Hematopoietic Cell Transplantation- Comorbidity Index (HCT-CI) >= 3
Karnofsky performance score <80
Co-morbidity considered by the treating physician to be exclusionary of myeloablative conditioning
At least one potentially suitable HLA-haploidentical or 10/10 (HLA-A, B, C, DR, DQ) related or unrelated donor for HCT
Karnofsky performance score >= 70
Adequate organ function defined as possessing all of the following:
Cardiac ejection fraction >= 45% by 2D ECHO;
Forced expiratory volume-1 (FEV-1), forced vital capacity (FVC), and diffusing capacity of the lung for carbon monoxide (DLCO) (corrected for hemoglobin) all of >= 50% predicted;
Estimated serum creatinine clearance of >= 60 ml/minute/1.73m^2 calculated using eGFR in the clinical lab;
Total bilirubin <= 2X the upper limit of normal;
Alanine aminotransferase and aspartate aminotransferase <= 3X the upper limit of normal.

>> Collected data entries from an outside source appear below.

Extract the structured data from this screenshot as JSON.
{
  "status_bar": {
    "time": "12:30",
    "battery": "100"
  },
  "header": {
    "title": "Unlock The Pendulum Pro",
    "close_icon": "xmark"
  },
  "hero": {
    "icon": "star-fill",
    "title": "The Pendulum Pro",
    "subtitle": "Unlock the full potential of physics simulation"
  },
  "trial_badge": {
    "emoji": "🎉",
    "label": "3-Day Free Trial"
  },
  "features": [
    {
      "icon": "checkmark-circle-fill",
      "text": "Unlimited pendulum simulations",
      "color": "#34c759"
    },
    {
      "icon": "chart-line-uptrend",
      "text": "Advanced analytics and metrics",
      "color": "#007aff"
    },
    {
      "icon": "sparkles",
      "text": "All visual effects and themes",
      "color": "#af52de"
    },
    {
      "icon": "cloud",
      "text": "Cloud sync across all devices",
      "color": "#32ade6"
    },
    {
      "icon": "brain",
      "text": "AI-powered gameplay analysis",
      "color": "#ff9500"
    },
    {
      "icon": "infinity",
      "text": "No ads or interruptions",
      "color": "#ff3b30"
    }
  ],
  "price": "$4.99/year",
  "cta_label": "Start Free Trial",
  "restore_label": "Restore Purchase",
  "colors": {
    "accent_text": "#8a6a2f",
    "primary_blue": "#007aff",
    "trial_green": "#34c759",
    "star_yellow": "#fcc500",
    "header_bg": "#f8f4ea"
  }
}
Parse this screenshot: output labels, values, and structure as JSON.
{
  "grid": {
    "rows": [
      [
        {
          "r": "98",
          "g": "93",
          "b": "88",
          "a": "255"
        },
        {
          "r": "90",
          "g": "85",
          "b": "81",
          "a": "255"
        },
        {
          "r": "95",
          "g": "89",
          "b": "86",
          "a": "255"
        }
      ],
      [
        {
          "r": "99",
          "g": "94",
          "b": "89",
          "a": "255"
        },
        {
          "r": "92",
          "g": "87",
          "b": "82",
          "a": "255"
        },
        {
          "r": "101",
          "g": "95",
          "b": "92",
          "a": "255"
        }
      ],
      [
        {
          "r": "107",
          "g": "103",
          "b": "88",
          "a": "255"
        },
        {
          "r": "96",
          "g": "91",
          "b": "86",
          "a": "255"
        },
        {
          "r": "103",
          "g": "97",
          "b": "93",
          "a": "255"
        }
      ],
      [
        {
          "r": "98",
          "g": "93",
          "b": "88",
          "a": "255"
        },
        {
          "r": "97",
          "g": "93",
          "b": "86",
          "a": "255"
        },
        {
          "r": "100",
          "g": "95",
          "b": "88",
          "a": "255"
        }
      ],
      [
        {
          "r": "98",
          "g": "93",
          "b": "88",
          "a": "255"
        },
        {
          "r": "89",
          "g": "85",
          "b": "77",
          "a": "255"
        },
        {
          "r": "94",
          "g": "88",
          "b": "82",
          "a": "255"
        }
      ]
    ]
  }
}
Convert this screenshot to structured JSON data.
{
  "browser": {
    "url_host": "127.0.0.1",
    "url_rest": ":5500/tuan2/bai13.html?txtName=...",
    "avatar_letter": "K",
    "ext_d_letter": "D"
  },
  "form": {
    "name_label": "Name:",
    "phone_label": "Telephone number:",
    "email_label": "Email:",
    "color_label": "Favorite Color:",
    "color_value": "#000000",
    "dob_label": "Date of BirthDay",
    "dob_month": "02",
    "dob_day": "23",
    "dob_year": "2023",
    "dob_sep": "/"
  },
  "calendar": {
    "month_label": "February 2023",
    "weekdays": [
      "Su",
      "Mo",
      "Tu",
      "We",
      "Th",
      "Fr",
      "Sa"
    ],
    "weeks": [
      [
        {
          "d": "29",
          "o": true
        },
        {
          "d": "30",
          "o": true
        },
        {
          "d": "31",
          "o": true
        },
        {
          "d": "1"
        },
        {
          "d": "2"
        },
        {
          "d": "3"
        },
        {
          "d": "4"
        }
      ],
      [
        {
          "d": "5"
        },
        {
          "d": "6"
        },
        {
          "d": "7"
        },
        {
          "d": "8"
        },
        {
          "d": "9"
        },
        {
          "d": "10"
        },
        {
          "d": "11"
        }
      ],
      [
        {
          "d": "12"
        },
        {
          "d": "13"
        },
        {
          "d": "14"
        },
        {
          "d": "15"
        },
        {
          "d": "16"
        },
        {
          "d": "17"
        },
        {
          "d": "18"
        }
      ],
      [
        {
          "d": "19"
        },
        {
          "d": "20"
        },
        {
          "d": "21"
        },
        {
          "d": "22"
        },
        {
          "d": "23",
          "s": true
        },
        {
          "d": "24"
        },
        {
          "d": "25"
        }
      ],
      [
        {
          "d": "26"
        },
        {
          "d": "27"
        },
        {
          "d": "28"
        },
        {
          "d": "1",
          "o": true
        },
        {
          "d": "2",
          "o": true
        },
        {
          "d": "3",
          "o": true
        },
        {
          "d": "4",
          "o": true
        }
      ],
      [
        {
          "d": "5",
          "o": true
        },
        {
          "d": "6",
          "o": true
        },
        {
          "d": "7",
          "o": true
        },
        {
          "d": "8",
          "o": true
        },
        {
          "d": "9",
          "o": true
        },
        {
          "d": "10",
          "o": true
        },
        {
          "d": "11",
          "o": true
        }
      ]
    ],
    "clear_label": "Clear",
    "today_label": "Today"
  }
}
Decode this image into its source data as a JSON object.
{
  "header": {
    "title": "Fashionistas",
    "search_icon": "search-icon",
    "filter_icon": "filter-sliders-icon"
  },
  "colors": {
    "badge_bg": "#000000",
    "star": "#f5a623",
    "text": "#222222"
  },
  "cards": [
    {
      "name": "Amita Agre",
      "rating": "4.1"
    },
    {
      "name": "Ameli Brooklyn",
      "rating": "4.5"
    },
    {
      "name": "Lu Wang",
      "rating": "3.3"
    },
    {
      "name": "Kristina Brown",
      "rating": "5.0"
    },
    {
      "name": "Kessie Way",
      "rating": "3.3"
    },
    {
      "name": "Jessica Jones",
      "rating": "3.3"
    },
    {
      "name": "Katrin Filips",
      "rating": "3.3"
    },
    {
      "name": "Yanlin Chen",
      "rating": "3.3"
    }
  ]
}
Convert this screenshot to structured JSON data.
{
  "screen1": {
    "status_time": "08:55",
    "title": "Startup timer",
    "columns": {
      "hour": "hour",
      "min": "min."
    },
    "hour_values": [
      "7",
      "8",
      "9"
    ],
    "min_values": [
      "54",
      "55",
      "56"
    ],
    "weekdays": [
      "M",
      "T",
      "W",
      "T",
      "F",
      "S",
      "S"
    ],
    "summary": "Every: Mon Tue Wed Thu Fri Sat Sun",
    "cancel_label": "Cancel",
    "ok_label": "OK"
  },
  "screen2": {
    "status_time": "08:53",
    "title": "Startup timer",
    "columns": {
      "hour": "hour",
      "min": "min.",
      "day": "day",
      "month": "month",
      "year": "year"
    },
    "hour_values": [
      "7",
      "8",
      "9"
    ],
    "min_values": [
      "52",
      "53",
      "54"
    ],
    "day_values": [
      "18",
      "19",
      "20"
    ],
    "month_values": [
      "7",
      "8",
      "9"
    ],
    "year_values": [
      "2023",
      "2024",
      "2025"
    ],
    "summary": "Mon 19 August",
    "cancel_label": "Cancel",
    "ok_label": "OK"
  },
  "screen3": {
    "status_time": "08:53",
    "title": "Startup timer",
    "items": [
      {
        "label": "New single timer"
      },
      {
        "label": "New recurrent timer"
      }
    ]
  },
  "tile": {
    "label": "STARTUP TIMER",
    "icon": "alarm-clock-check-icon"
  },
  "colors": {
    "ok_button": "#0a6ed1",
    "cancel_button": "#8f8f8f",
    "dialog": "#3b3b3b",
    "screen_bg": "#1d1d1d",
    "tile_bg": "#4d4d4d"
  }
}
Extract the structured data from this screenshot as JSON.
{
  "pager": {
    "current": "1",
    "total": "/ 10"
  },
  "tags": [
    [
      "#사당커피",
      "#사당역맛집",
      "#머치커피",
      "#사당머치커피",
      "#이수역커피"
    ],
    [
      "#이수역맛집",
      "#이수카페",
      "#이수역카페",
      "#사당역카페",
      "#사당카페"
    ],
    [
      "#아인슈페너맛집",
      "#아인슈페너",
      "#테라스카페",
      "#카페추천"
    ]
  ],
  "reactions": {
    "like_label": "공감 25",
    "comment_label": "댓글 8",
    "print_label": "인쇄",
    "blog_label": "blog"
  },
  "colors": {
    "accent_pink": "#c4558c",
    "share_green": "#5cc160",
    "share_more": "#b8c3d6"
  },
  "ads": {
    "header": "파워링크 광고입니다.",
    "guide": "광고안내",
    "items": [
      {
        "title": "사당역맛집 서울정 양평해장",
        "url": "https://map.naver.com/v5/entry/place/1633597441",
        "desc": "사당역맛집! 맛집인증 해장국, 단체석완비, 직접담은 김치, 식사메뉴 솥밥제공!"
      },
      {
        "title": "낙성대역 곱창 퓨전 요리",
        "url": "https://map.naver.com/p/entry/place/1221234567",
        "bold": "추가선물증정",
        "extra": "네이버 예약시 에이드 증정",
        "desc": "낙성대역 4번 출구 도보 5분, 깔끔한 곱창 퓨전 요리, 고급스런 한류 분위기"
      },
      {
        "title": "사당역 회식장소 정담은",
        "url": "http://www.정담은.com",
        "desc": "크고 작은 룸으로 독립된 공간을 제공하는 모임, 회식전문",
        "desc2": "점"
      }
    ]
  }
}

Women of child-bearing potential (WOCBP) and men must agree to use highly effective contraception (hormonal or barrier method of birth control; abstinence) prior to study entry and for at least one year post-transplant.
WOCBP must have a negative serum or urine pregnancy test within 7 days prior to initiation of conditioning regimen.
Ability of participant to understand and the willingness to sign a written informed consent document.
Related donor (age >= 12) deemed suitable and eligible, and willing to donate, per clinical evaluations, who are additionally willing to donate blood, saliva, oral swab, and stool for research. Related donors will be evaluated in accordance with existing institutional Standard Policies and Procedures for determination of eligibility and suitability for clinical donation.
Ability of participant or parent/legal guardian to understand and the willingness to sign a written informed consent document.
Participants who are receiving any other investigational agents. Prior experimental therapies must have been completed at least 2 weeks prior to the date of beginning conditioning.
Active malignancy of non-hematopoietic type (excluding non-melanoma skin cancers) which is: metastatic, or relapsed/refractory to treatment, or locally advanced and not amenable to curative treatment, or limited disease treated with curative intent treatment within the last 2 years. This excludes non-melanoma skin cancers.
History of allergic reactions attributed to compounds of similar chemical or biologic composition to study agents.
Uncontrolled intercurrent illness (e.g., severe endocrinopathy, disseminated intravascular coagulation, profound electrolyte disturbance, active infectious hepatitis, uncontrolled dental infection) that in the opinion of the Site PI would make it unsafe to proceed with transplantation.